Laura Santi, stimata giornalista perugina di 50 anni, si è spenta nella sua abitazione, lasciando un vuoto profondo nel panorama del giornalismo umbro e nell’ambito dell’attivismo per i diritti di fine vita.
La sua scomparsa, annunciata dall’associazione Luca Coscioni, è attribuibile a una scelta consapevole, un atto estremo compiuto per porre fine a una sofferenza insopportabile, conseguenza di una sclerosi multipla progressiva e debilitante.
La sclerosi multipla, patologia neurodegenerativa cronica, aveva progressivamente eroso la sua qualità di vita, intrappolandola in una spirale di limitazioni fisiche e cognitive sempre più stringenti.
Nei suoi ultimi anni, la malattia aveva assunto un’aggressività particolare, trasformando la quotidianità in un percorso disseminato di dolore e privazioni.
La sua decisione, presa con lucidità e coraggio, rappresenta la dolorosa conclusione di una battaglia lunga e faticosa, combattuta con dignità e resilienza.
Stefano, il marito, è stato un punto di riferimento costante nel suo percorso, condividendo con lei le gioie e le sfide della vita, e sostenendola con amore e dedizione durante gli anni più difficili.
La sua vicinanza è stata essenziale per Laura, offrendole conforto e forza di fronte alle avversità.
Il dolore del marito è immenso, ma comprende e rispetta la scelta della moglie, che ha agito per alleviare le proprie sofferenze e riappropriarsi, almeno simbolicamente, del controllo sulla propria esistenza.

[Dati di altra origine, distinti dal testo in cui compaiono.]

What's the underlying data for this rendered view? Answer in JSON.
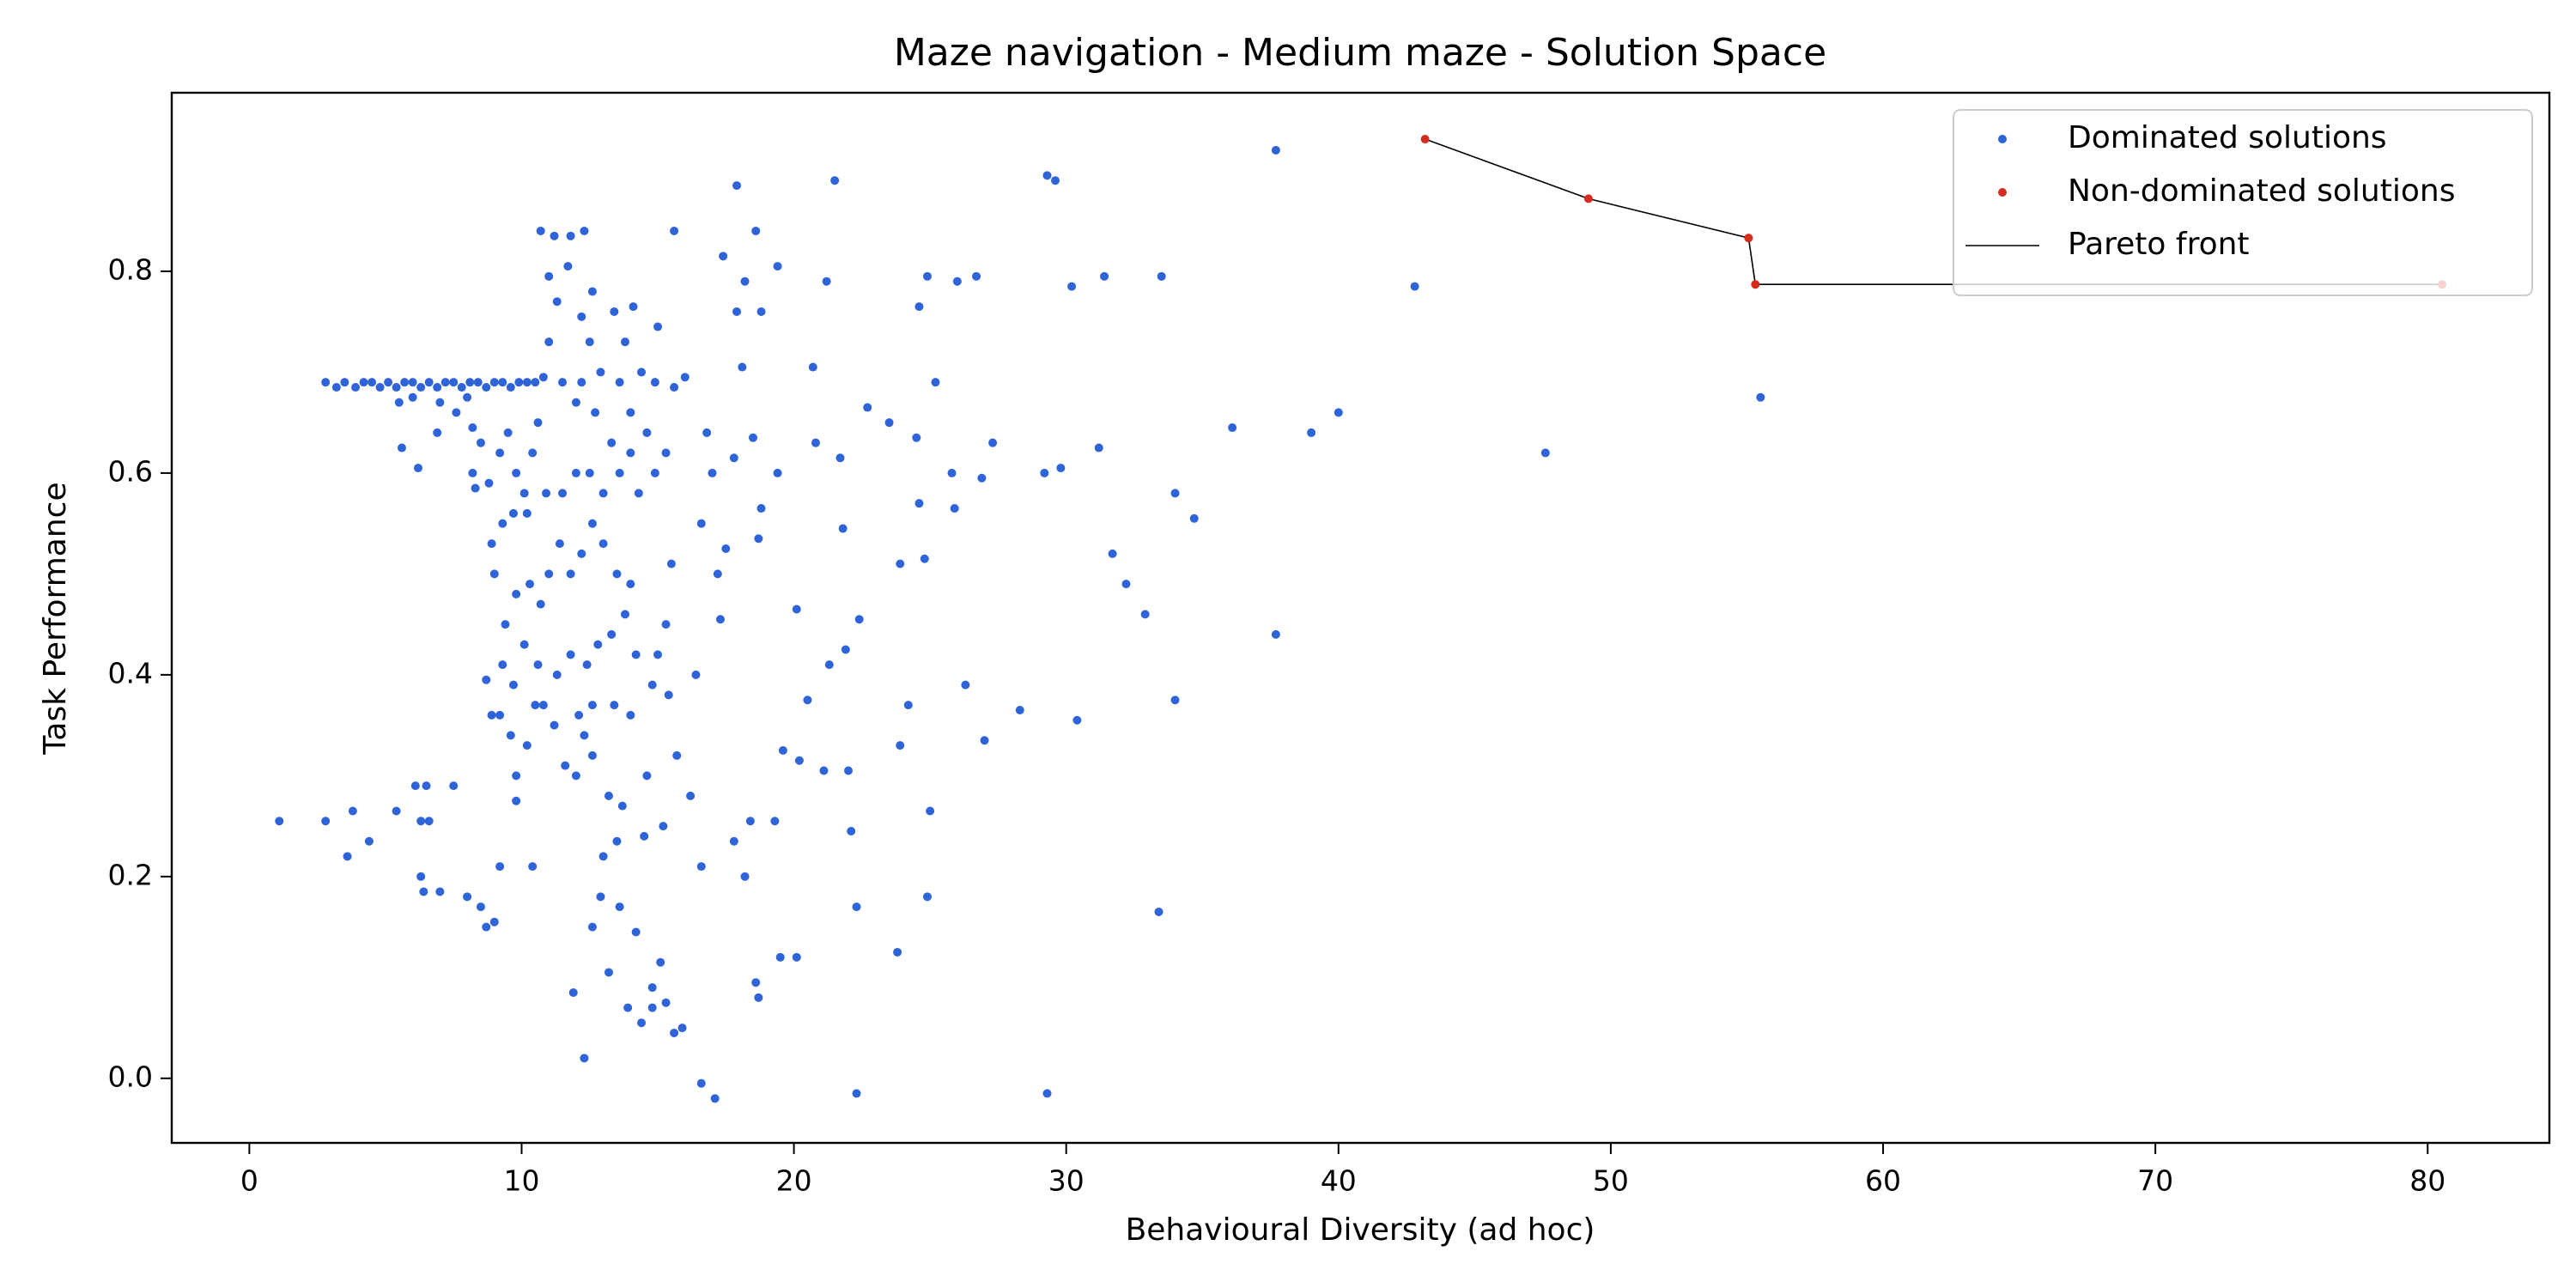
{
  "chart_data": {
    "type": "scatter",
    "title": "Maze navigation - Medium maze - Solution Space",
    "x_label": "Behavioural Diversity (ad hoc)",
    "y_label": "Task Performance",
    "xlim": [
      -2.85,
      84.47
    ],
    "ylim": [
      -0.064,
      0.977
    ],
    "xticks": [
      0,
      10,
      20,
      30,
      40,
      50,
      60,
      70,
      80
    ],
    "yticks": [
      {
        "value": 0,
        "label": "0.0"
      },
      0.2,
      0.4,
      0.6,
      0.8
    ],
    "grid": false,
    "legend": "upper right",
    "series": [
      {
        "name": "Dominated solutions",
        "type": "scatter",
        "color": "#2f63d8",
        "x": [
          1.1,
          2.8,
          3.6,
          3.8,
          4.4,
          5.4,
          6.1,
          6.3,
          6.5,
          6.6,
          6.3,
          6.4,
          7.0,
          7.5,
          8.0,
          8.5,
          8.7,
          9.0,
          9.2,
          10.4,
          9.8,
          2.8,
          3.2,
          3.5,
          3.9,
          4.2,
          4.5,
          4.8,
          5.1,
          5.4,
          5.7,
          6.0,
          6.3,
          6.6,
          6.9,
          7.2,
          7.5,
          7.8,
          8.1,
          8.4,
          8.7,
          9.0,
          9.3,
          9.6,
          9.9,
          10.2,
          10.5,
          10.8,
          5.5,
          6.0,
          7.0,
          7.6,
          8.0,
          8.2,
          5.6,
          6.2,
          6.9,
          8.2,
          8.8,
          9.2,
          9.5,
          9.8,
          10.1,
          10.4,
          10.6,
          8.5,
          8.3,
          10.7,
          11.2,
          11.8,
          12.3,
          11.0,
          11.7,
          12.6,
          11.3,
          12.2,
          13.4,
          14.1,
          11.0,
          12.5,
          13.8,
          15.0,
          15.6,
          17.4,
          17.9,
          18.6,
          19.4,
          17.9,
          18.2,
          18.8,
          21.5,
          21.2,
          24.9,
          24.6,
          26.0,
          26.7,
          29.3,
          29.6,
          30.2,
          31.4,
          33.5,
          37.7,
          42.8,
          36.1,
          39.0,
          40.0,
          47.6,
          55.5,
          37.7,
          34.0,
          34.7,
          34.0,
          33.4,
          32.9,
          32.2,
          31.7,
          31.2,
          29.8,
          29.2,
          28.3,
          27.3,
          27.0,
          26.9,
          26.3,
          25.9,
          25.8,
          25.2,
          24.8,
          24.9,
          25.0,
          24.6,
          24.5,
          24.2,
          23.8,
          23.9,
          23.5,
          23.9,
          22.7,
          22.4,
          22.3,
          22.3,
          22.1,
          22.0,
          21.9,
          21.8,
          21.7,
          21.3,
          21.1,
          20.8,
          20.7,
          20.5,
          20.1,
          20.1,
          20.2,
          19.5,
          19.6,
          19.3,
          19.4,
          18.6,
          18.7,
          18.4,
          18.8,
          18.7,
          18.5,
          18.1,
          18.2,
          17.8,
          17.8,
          17.5,
          17.3,
          17.2,
          17.0,
          16.8,
          16.6,
          16.4,
          16.6,
          16.2,
          16.6,
          17.1,
          29.3,
          30.4,
          15.9,
          15.6,
          15.3,
          15.1,
          14.8,
          14.8,
          14.4,
          13.9,
          13.2,
          12.6,
          12.3,
          11.9,
          12.9,
          13.0,
          13.5,
          13.6,
          14.2,
          14.5,
          15.2,
          15.7,
          15.4,
          14.8,
          14.6,
          14.0,
          13.7,
          13.2,
          12.6,
          12.3,
          12.0,
          11.6,
          11.2,
          10.8,
          10.5,
          10.2,
          9.8,
          9.6,
          9.2,
          8.9,
          8.7,
          9.3,
          9.7,
          10.1,
          10.6,
          11.3,
          11.8,
          12.4,
          12.8,
          13.3,
          13.8,
          14.2,
          14.0,
          13.5,
          13.0,
          12.6,
          12.2,
          11.8,
          11.4,
          11.0,
          10.7,
          10.3,
          9.8,
          9.4,
          9.0,
          8.9,
          9.3,
          9.7,
          10.2,
          10.9,
          11.5,
          12.0,
          12.5,
          13.0,
          13.6,
          14.3,
          14.9,
          15.3,
          14.6,
          14.0,
          13.3,
          12.7,
          12.0,
          11.5,
          12.2,
          12.9,
          13.6,
          14.4,
          14.9,
          15.6,
          16.0,
          14.0,
          15.5,
          15.3,
          15.0,
          13.4,
          12.6,
          12.1
        ],
        "values": [
          0.255,
          0.255,
          0.22,
          0.265,
          0.235,
          0.265,
          0.29,
          0.255,
          0.29,
          0.255,
          0.2,
          0.185,
          0.185,
          0.29,
          0.18,
          0.17,
          0.15,
          0.155,
          0.21,
          0.21,
          0.275,
          0.69,
          0.685,
          0.69,
          0.685,
          0.69,
          0.69,
          0.685,
          0.69,
          0.685,
          0.69,
          0.69,
          0.685,
          0.69,
          0.685,
          0.69,
          0.69,
          0.685,
          0.69,
          0.69,
          0.685,
          0.69,
          0.69,
          0.685,
          0.69,
          0.69,
          0.69,
          0.695,
          0.67,
          0.675,
          0.67,
          0.66,
          0.675,
          0.645,
          0.625,
          0.605,
          0.64,
          0.6,
          0.59,
          0.62,
          0.64,
          0.6,
          0.58,
          0.62,
          0.65,
          0.63,
          0.585,
          0.84,
          0.835,
          0.835,
          0.84,
          0.795,
          0.805,
          0.78,
          0.77,
          0.755,
          0.76,
          0.765,
          0.73,
          0.73,
          0.73,
          0.745,
          0.84,
          0.815,
          0.885,
          0.84,
          0.805,
          0.76,
          0.79,
          0.76,
          0.89,
          0.79,
          0.795,
          0.765,
          0.79,
          0.795,
          0.895,
          0.89,
          0.785,
          0.795,
          0.795,
          0.92,
          0.785,
          0.645,
          0.64,
          0.66,
          0.62,
          0.675,
          0.44,
          0.58,
          0.555,
          0.375,
          0.165,
          0.46,
          0.49,
          0.52,
          0.625,
          0.605,
          0.6,
          0.365,
          0.63,
          0.335,
          0.595,
          0.39,
          0.565,
          0.6,
          0.69,
          0.515,
          0.18,
          0.265,
          0.57,
          0.635,
          0.37,
          0.125,
          0.33,
          0.65,
          0.51,
          0.665,
          0.455,
          -0.015,
          0.17,
          0.245,
          0.305,
          0.425,
          0.545,
          0.615,
          0.41,
          0.305,
          0.63,
          0.705,
          0.375,
          0.465,
          0.12,
          0.315,
          0.12,
          0.325,
          0.255,
          0.6,
          0.095,
          0.08,
          0.255,
          0.565,
          0.535,
          0.635,
          0.705,
          0.2,
          0.235,
          0.615,
          0.525,
          0.455,
          0.5,
          0.6,
          0.64,
          0.55,
          0.4,
          0.21,
          0.28,
          -0.005,
          -0.02,
          -0.015,
          0.355,
          0.05,
          0.045,
          0.075,
          0.115,
          0.09,
          0.07,
          0.055,
          0.07,
          0.105,
          0.15,
          0.02,
          0.085,
          0.18,
          0.22,
          0.235,
          0.17,
          0.145,
          0.24,
          0.25,
          0.32,
          0.38,
          0.39,
          0.3,
          0.36,
          0.27,
          0.28,
          0.32,
          0.34,
          0.3,
          0.31,
          0.35,
          0.37,
          0.37,
          0.33,
          0.3,
          0.34,
          0.36,
          0.36,
          0.395,
          0.41,
          0.39,
          0.43,
          0.41,
          0.4,
          0.42,
          0.41,
          0.43,
          0.44,
          0.46,
          0.42,
          0.49,
          0.5,
          0.53,
          0.55,
          0.52,
          0.5,
          0.53,
          0.5,
          0.47,
          0.49,
          0.48,
          0.45,
          0.5,
          0.53,
          0.55,
          0.56,
          0.56,
          0.58,
          0.58,
          0.6,
          0.6,
          0.58,
          0.6,
          0.58,
          0.6,
          0.62,
          0.64,
          0.62,
          0.63,
          0.66,
          0.67,
          0.69,
          0.69,
          0.7,
          0.69,
          0.7,
          0.69,
          0.685,
          0.695,
          0.66,
          0.51,
          0.45,
          0.42,
          0.37,
          0.37,
          0.36
        ]
      },
      {
        "name": "Non-dominated solutions",
        "type": "scatter",
        "color": "#d62c1f",
        "x": [
          43.18,
          49.18,
          55.06,
          55.31,
          80.53
        ],
        "values": [
          0.931,
          0.872,
          0.833,
          0.787,
          0.787
        ]
      },
      {
        "name": "Pareto front",
        "type": "line",
        "color": "#000000",
        "x": [
          43.18,
          49.18,
          55.06,
          55.31,
          80.53
        ],
        "values": [
          0.931,
          0.872,
          0.833,
          0.787,
          0.787
        ]
      }
    ]
  }
}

La vicenda di Laura Santi solleva interrogativi profondi e complessi sulla dignità umana, sul diritto di autodeterminazione e sulla necessità di garantire alle persone affette da patologie degenerative la possibilità di scegliere come e quando affrontare il proprio trapasso.

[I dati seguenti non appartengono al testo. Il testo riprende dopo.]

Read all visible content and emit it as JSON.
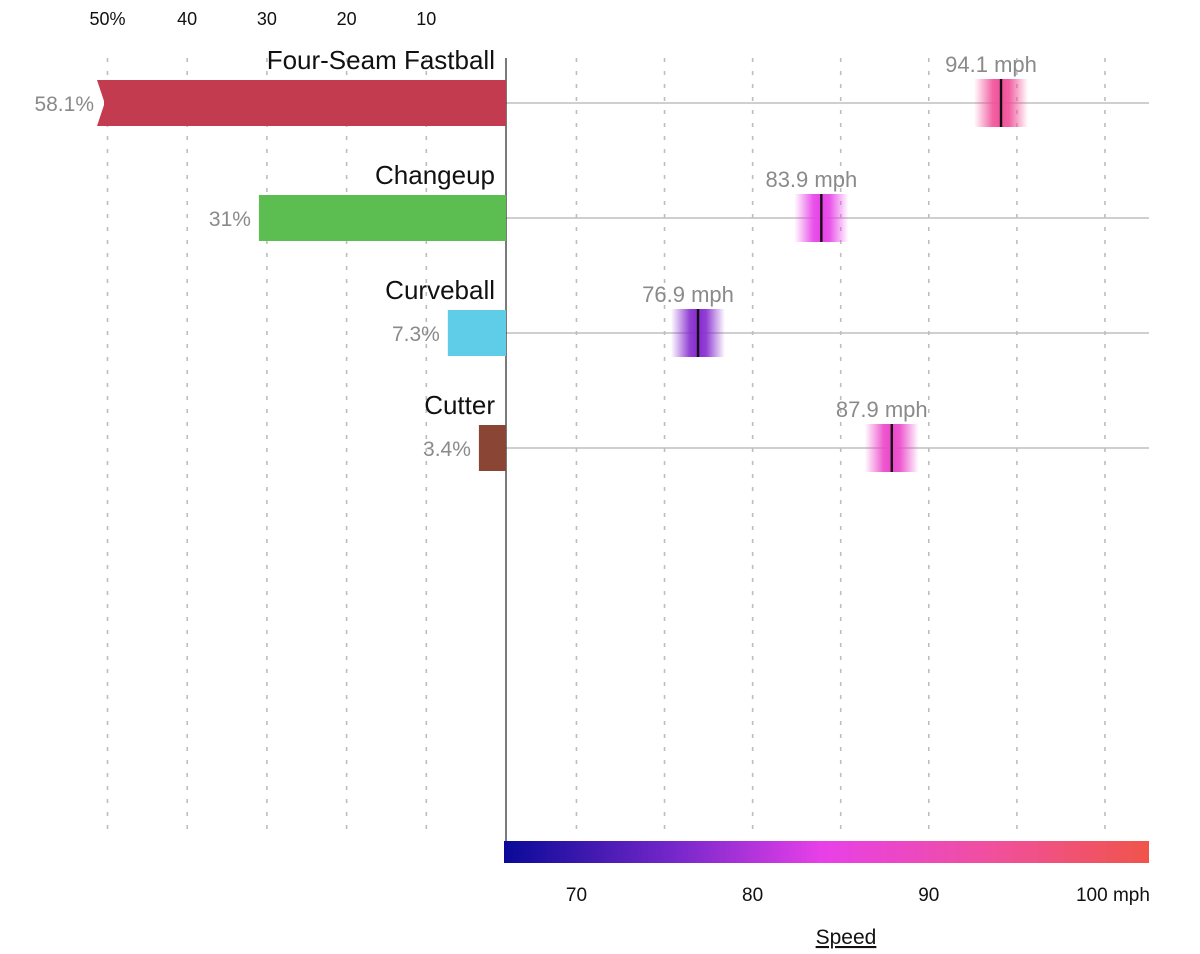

La sua storia si inserisce nel più ampio dibattito sul fine vita, stimolando la riflessione sulla necessità di leggi più chiare e umane, che tutelino i diritti dei pazienti e offrano loro un sostegno adeguato, non solo a livello medico, ma anche psicologico e sociale.
Laura Santi lascia un’eredità di impegno civile e di coraggio, un monito a non dimenticare le fragilità umane e a lavorare per una società più giusta e compassionevole, in cui ogni individuo possa vivere una vita dignitosa, fino alla fine.
Il suo esempio incita a una maggiore consapevolezza sui temi del fine vita e sulla necessità di affrontare con onestà e apertura le questioni etiche e morali che esse sollevano.
La sua voce, spenta troppo presto, continuerà a risuonare nell’impegno di chi lotta per il diritto alla cura e alla dignità per tutti.